On March 7, 1989, this Magistrate issued an order (Dkt. # 105) directing both sides to address the feasibility and implications of holding a portion of the preliminary injunction hearing at a correctional institution. There appears to be a role reversal here, with plaintiffs arguing that “the privacy rights of incarcerated inmates are more likely to be preserved if testimony is taken outside of a DOC facility” (Plaintiffs’ Brief in Support at 4-5) (emphasis in original), while the defendants advocate that trials in correctional institutions are open to the public. (Defendants’ Brief at 11-12). It is clear that plaintiffs, for whatever reason, have a greater fear of disclosure of their identities within the prison walls than in the outside community. There can be no argument that security interests are better served, and overall expenses dramatically reduced, if the testimony of incarcerated inmates were taken within a centrally located correctional institution. As legitimate as defendants’ security concerns are, they must bend, however, to plaintiffs’ significant privacy interests, as expressed in Doe v. Coughlin, supra.

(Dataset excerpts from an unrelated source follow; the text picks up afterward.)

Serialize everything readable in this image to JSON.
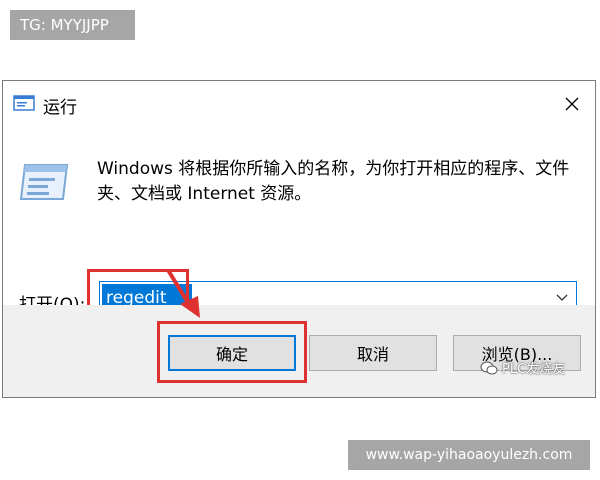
{
  "overlay": {
    "tg_label": "TG: MYYJJPP",
    "site_label": "www.wap-yihaoaoyulezh.com",
    "watermark_text": "PLC发烧友"
  },
  "dialog": {
    "title": "运行",
    "description": "Windows 将根据你所输入的名称，为你打开相应的程序、文件夹、文档或 Internet 资源。",
    "open_label": "打开(",
    "open_accel": "O",
    "open_label_suffix": "):",
    "input_value": "regedit",
    "buttons": {
      "ok": "确定",
      "cancel": "取消",
      "browse": "浏览(B)..."
    }
  },
  "colors": {
    "accent": "#0078d7",
    "highlight": "#e03131",
    "footer_bg": "#f0f0f0",
    "overlay_bg": "#a6a6a6"
  },
  "icons": {
    "title": "run-window-icon",
    "close": "close-icon",
    "dropdown": "chevron-down-icon",
    "run": "run-window-icon",
    "arrow": "red-arrow-icon",
    "watermark": "wechat-icon"
  }
}
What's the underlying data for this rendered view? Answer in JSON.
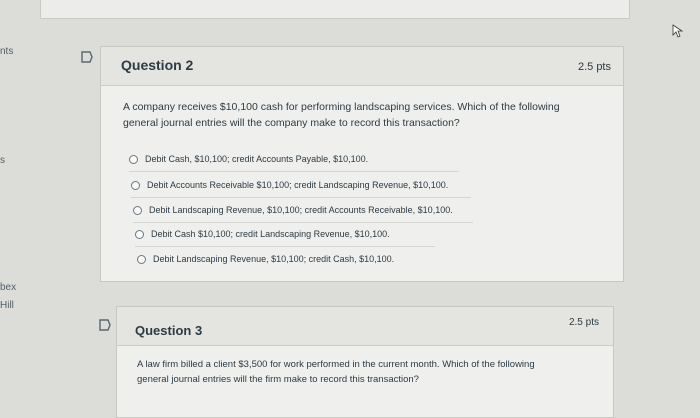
{
  "sidebar": {
    "labels": [
      "nts",
      "s",
      "bex",
      "Hill"
    ]
  },
  "question2": {
    "title": "Question 2",
    "points": "2.5 pts",
    "prompt_line1": "A company receives $10,100 cash for performing landscaping services. Which of the following",
    "prompt_line2": "general journal entries will the company make to record this transaction?",
    "answers": [
      "Debit Cash, $10,100; credit Accounts Payable, $10,100.",
      "Debit Accounts Receivable $10,100; credit Landscaping Revenue, $10,100.",
      "Debit Landscaping Revenue, $10,100; credit Accounts Receivable, $10,100.",
      "Debit Cash $10,100; credit Landscaping Revenue, $10,100.",
      "Debit Landscaping Revenue, $10,100; credit Cash, $10,100."
    ]
  },
  "question3": {
    "title": "Question 3",
    "points": "2.5 pts",
    "prompt_line1": "A law firm billed a client $3,500 for work performed in the current month. Which of the following",
    "prompt_line2": "general journal entries will the firm make to record this transaction?"
  }
}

Accordingly, the hearing on plaintiffs’ motion for preliminary injunction shall be held in an open courtroom in the District Court in Bridgeport. Testifying class members may testify under fictitious names and there shall be no testimony of a sufficiently detailed nature to compromise their identities. If any testifying class member so wishes, he or she may appear in the courtroom in a disguised manner, so that he or she will not be recognized by facial or other characteristics. Lastly, to the extent there are any witnesses whose circumstances are so unusual that the above guidelines are insufficient to protect their identities, on or before March 30, 1989, plaintiffs may file a motion for reconsideration of this ruling with respect to such individuals, attached to which shall be an affidavit or affidavits, filed under seal, setting forth in detail the underlying circumstances and why the protections described above are inadequate.

See 28 U.S.C. Section 636(b) (written objections to ruling must be filed within ten days after service of same); F.R.Civ.P. 72; Rule 2 of the Local Rules for United States Magistrates, United States District Court for the District of Connecticut.

. For convenience purposes only, the acronym HIV shall be interchangeable with the acronyms AIDS (Aquired Immune Deficiency Syndrome) and ARC (AIDS-Related Complex).

. By agreement of counsel, a class was certified in this matter (see Dkt. # 88, filed January 20, 1989 and approved absent objection on February 13, 1989); counsel further agreed as to the content and manner of notice to class members (see Dkt. # 102, filed March 3, 1989).

. Defendants have reserved the right, however, to ask for modifications, as needed.

. Plaintiffs have agreed to disclose to defense counsel the true names of their HIV-infected witnesses, so that defendants may prepare their defense, provided any persons to whom defense counsel make redisclosure be required to file an Acknowledgement of Duty Not to Disclose, attached to the Protective Order, filed October 27, 1988. (Dkt. #41). See Ruling on Defendants' Request for Permission to Disclose the Identities of Certain Named Plaintiffs to Department of Correction Staff and for Partial Modification of the Protective Order Dated October 27, 1988, also filed today.